Tight chest or heavy chest
Feeling rocks in the stomach
Mind rushing round and round and round, never stopping
Hot then cold then hot then flushed then cold then shivering then hot
And a lot of crying
sometimes cutting calms and stops
sometimes pinching, biting, punching, scratching
sometimes breathing slowly / in and out / focus on the breaths
but sometimes I can’t do this
sometimes alcohol or cake or chocolate
sometimes cooking or TV
I hide in my room, lock myself in the toilet, twist my neck and stare out the bus/train window, put sunglasses on. At night I cry until I sleep and hope that when I wake up things just start again, that the old me will have grown back.
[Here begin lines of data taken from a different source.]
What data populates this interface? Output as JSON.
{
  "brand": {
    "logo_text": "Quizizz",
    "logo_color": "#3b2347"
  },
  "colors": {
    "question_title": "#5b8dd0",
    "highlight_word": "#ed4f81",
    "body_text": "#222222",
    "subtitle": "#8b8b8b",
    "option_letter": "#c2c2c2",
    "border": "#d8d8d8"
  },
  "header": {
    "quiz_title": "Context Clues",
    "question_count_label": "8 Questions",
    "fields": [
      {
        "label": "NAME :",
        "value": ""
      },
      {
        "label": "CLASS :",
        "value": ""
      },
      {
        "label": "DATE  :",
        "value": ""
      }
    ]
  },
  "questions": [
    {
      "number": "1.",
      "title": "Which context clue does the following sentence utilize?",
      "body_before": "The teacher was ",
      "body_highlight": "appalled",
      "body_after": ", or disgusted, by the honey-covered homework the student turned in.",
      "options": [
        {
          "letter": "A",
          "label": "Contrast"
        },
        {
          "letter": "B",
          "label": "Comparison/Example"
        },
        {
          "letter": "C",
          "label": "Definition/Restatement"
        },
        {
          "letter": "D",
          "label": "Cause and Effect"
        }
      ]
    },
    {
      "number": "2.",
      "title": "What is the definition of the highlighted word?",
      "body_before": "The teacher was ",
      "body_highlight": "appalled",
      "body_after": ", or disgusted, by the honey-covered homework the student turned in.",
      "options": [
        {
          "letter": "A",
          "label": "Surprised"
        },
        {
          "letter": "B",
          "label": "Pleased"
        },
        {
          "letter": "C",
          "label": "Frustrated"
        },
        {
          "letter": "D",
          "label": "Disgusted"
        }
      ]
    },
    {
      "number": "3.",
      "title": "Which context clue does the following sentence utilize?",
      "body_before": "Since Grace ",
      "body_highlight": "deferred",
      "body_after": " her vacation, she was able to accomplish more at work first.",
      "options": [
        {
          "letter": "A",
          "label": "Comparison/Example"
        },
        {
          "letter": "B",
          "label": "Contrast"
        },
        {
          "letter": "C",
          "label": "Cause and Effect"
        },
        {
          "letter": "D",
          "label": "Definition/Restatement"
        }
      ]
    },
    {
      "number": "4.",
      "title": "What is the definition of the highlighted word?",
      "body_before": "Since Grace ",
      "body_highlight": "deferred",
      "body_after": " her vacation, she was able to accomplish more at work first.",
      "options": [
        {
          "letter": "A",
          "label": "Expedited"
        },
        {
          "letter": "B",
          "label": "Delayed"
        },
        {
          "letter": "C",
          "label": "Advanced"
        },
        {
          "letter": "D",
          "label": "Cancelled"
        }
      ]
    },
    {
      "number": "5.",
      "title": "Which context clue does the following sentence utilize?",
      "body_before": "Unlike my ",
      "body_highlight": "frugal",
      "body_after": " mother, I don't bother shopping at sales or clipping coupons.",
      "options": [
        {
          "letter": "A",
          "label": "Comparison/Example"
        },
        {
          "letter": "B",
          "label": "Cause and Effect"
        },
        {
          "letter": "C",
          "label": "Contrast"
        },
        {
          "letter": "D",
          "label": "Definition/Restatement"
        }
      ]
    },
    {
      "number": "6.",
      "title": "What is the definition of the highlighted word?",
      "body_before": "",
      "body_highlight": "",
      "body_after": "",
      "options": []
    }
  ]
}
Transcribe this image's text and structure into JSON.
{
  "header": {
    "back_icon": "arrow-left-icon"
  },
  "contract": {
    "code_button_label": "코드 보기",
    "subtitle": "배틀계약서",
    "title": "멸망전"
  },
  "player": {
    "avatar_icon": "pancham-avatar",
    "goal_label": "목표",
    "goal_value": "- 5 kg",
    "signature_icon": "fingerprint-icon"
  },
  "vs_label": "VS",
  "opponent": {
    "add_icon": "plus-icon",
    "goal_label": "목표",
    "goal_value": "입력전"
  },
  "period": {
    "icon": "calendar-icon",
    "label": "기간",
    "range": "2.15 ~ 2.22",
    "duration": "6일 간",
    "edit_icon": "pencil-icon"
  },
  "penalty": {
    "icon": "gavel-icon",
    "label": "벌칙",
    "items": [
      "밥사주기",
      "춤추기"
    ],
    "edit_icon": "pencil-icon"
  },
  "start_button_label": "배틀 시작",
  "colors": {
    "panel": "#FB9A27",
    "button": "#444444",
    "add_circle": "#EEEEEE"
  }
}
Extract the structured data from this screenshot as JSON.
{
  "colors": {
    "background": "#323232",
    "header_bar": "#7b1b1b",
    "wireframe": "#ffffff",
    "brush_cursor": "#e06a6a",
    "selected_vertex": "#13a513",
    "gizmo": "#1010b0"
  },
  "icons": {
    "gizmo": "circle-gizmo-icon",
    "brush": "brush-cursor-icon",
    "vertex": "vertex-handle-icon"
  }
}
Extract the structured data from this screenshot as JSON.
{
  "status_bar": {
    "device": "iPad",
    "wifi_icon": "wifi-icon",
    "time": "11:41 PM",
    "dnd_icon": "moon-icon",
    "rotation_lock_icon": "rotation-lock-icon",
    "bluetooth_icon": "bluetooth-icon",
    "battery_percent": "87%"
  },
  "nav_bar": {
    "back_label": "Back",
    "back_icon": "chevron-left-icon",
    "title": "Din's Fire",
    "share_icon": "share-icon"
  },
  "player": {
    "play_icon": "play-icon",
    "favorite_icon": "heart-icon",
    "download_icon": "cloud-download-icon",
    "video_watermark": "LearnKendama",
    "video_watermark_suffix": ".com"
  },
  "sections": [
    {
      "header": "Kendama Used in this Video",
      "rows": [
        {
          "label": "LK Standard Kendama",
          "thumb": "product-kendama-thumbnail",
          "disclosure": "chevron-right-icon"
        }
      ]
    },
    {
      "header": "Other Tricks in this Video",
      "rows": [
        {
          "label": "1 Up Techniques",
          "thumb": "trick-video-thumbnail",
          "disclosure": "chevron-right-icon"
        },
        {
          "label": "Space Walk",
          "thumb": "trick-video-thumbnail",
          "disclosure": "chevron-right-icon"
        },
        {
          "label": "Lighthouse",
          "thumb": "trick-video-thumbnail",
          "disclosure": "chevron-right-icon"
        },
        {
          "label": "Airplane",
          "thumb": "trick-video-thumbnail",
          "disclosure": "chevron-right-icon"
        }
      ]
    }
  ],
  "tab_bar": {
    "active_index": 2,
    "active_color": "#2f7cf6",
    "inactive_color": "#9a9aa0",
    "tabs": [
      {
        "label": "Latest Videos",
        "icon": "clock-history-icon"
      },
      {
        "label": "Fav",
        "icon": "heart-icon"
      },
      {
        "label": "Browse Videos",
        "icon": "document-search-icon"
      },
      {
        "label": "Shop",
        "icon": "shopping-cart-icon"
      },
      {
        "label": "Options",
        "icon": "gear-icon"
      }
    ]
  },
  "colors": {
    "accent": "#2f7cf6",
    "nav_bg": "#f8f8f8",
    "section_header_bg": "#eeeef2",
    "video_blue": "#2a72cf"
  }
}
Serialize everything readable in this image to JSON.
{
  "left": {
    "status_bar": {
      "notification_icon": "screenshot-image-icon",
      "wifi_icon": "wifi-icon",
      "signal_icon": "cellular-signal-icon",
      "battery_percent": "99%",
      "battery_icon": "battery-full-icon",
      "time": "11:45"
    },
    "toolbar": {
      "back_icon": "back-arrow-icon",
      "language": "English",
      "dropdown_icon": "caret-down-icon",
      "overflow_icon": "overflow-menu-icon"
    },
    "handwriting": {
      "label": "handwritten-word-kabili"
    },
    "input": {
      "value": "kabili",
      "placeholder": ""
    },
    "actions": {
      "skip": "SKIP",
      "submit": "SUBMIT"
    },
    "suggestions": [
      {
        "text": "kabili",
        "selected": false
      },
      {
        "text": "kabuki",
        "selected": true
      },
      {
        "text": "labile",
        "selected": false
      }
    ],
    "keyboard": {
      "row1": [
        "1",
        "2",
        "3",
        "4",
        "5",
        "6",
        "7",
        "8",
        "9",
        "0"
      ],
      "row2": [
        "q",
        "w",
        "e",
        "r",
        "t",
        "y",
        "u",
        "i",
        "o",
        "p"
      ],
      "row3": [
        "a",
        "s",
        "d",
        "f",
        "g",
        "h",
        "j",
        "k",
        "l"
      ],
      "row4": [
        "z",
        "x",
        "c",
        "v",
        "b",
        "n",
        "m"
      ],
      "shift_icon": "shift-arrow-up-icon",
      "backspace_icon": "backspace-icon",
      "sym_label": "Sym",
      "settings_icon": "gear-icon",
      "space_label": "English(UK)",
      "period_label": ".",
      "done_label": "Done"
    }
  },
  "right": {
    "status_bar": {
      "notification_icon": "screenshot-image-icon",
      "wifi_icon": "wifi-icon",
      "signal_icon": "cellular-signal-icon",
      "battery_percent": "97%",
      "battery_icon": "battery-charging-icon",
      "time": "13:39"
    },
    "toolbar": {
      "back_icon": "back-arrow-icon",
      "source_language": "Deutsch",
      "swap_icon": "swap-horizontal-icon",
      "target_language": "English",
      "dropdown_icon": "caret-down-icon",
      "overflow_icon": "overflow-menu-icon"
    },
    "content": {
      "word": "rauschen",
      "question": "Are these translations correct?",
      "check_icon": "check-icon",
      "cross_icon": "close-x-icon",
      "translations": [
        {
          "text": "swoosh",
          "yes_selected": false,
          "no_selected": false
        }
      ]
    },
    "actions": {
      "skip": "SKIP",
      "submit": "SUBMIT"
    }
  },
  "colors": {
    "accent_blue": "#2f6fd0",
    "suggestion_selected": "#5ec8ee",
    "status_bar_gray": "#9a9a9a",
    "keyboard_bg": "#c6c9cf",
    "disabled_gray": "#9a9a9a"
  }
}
In the morning I do anything I can to stop the crying so I can resemble some kind of human being until it’s time to come home again. At weekends, I just let it happen. Stay in my room. Hope I’ve had the foresight to gather some snacks because I’m not leaving. In an uncharacteristic display of positive thinking, thank my luck at being in the bedroom next to the bathroom. On these days I can only manage one positive thought on my Grateful list:
- Today I was grateful that the bathroom is next to my bedroom so I didn’t have to choose between my flatmates seeing me in the state I’m in or pissing in a pot of some kind.